While polymer nanocomposites have been an active area of research for multiple decades due to their utility in designing systems with controlled optical, mechanical, and barrier properties, numerous unresolved questions surround the field. Most tellingly, phase diagrams are only accepted for the simplest of systems, and direct mappings between theoretical and experimental phase diagrams are rare in the field. In recent years, our group has developed a suite of field-theoretic simulations techniques to study inhomogeneous polymer/nanoparticle composites, which we call the polymer nanocomposite field theory, PNC-FT. By incorporating the nanoparticles at essentially the same level as the polymers, the framework is amenable to analytical treatment, field-theoretic simulations that sample the fully-fluctuating model without approximation, and with our recent dynamic mean-field theory techniques.
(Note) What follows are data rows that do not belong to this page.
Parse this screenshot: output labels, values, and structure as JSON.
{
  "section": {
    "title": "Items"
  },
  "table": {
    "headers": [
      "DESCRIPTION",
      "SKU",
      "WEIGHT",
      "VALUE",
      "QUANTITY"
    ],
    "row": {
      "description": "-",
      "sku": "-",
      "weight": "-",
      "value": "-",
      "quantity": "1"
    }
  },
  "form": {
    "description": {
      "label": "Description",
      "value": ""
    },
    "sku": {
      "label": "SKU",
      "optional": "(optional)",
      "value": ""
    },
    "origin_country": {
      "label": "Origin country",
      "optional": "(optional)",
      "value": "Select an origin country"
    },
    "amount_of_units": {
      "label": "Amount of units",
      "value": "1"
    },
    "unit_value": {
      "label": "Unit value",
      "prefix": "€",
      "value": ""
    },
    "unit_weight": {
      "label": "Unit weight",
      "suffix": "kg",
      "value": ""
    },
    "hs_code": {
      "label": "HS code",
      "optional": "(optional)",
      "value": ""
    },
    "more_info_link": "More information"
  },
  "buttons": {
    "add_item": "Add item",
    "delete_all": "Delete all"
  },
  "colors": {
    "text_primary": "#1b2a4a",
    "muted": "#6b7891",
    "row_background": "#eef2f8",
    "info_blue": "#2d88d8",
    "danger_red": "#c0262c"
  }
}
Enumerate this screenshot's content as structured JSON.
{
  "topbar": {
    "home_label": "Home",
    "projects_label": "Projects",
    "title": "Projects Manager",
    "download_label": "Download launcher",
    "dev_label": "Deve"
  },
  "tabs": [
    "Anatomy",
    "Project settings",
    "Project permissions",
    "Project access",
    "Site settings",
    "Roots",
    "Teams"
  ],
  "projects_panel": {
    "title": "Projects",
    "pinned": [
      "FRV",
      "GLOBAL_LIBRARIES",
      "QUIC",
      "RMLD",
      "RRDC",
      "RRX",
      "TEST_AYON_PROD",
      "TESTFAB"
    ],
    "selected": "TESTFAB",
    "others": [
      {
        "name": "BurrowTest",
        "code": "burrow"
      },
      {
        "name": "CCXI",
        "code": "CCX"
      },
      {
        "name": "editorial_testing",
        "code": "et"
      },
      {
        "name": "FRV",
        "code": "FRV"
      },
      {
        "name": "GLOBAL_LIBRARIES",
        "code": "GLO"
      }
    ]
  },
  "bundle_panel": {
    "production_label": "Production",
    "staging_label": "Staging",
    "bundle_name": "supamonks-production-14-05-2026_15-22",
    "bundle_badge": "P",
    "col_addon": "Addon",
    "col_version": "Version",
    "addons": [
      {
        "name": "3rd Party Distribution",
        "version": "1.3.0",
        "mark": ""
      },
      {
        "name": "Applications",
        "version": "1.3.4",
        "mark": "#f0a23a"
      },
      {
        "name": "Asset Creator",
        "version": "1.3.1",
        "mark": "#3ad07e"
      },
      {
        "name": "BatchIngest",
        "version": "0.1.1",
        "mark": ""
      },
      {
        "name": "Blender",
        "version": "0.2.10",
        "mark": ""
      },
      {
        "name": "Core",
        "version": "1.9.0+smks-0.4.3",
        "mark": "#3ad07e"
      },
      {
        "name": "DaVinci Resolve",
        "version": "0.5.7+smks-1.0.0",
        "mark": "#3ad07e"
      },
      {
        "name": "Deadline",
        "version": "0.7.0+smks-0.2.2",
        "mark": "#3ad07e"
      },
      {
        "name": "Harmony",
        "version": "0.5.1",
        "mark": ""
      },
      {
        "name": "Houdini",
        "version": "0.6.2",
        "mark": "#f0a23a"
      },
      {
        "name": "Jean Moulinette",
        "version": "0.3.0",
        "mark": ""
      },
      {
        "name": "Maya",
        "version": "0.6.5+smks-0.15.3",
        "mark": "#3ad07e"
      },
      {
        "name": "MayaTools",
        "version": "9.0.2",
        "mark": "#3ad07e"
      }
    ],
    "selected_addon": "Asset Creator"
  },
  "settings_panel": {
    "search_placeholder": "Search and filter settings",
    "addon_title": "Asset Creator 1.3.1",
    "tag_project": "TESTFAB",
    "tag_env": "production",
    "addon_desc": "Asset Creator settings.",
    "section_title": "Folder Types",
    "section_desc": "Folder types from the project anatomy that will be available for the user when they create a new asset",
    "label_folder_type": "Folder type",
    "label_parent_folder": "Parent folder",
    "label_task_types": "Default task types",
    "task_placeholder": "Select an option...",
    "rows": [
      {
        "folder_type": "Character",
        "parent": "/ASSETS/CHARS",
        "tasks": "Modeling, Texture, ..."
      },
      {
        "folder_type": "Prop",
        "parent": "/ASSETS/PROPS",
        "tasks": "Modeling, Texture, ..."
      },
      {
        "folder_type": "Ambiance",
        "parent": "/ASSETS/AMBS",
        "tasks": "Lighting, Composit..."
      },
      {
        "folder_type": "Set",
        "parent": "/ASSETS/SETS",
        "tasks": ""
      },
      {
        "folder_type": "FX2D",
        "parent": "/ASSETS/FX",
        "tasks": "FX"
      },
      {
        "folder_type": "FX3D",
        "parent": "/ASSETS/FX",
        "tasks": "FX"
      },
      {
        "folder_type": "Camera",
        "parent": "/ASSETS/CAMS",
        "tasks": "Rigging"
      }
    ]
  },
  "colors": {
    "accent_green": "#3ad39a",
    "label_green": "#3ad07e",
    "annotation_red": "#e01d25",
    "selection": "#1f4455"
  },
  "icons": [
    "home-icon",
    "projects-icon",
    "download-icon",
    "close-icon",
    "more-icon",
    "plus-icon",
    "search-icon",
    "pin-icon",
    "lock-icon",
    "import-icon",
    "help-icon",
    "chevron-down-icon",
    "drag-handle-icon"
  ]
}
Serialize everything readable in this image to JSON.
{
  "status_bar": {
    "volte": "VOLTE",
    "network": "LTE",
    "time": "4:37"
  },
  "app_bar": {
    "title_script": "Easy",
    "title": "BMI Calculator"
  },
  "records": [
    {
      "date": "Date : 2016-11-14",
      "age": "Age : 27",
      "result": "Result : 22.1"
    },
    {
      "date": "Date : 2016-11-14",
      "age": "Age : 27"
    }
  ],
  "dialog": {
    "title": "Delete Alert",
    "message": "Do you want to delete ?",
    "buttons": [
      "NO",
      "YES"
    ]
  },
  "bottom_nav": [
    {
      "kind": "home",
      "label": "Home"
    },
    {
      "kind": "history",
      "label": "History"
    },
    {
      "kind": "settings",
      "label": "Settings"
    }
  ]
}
In this talk, I will describe the key features of our models and some of our recent applications to study both equilibrium and non-equilibrium processes in polymer/nanoparticle systems. In one example, I will show how our non-equilibrium methods capture the structure of polymer-grafted nanoparticles that are cast from solvent with a polymer matrix and not amenable to thermal annealing. We find that the experiments do not observe macrophase separation even in conditions where it is expected due to the kinetic arrest of the system. In another example, I will describe a detailed picture of the thermodynamics of block copolymer nanocomposites, where we find that the interactions between nanoparticles is mediated by the chain entropy and the interfacial tension between the domains of a microphase separated block copolymer.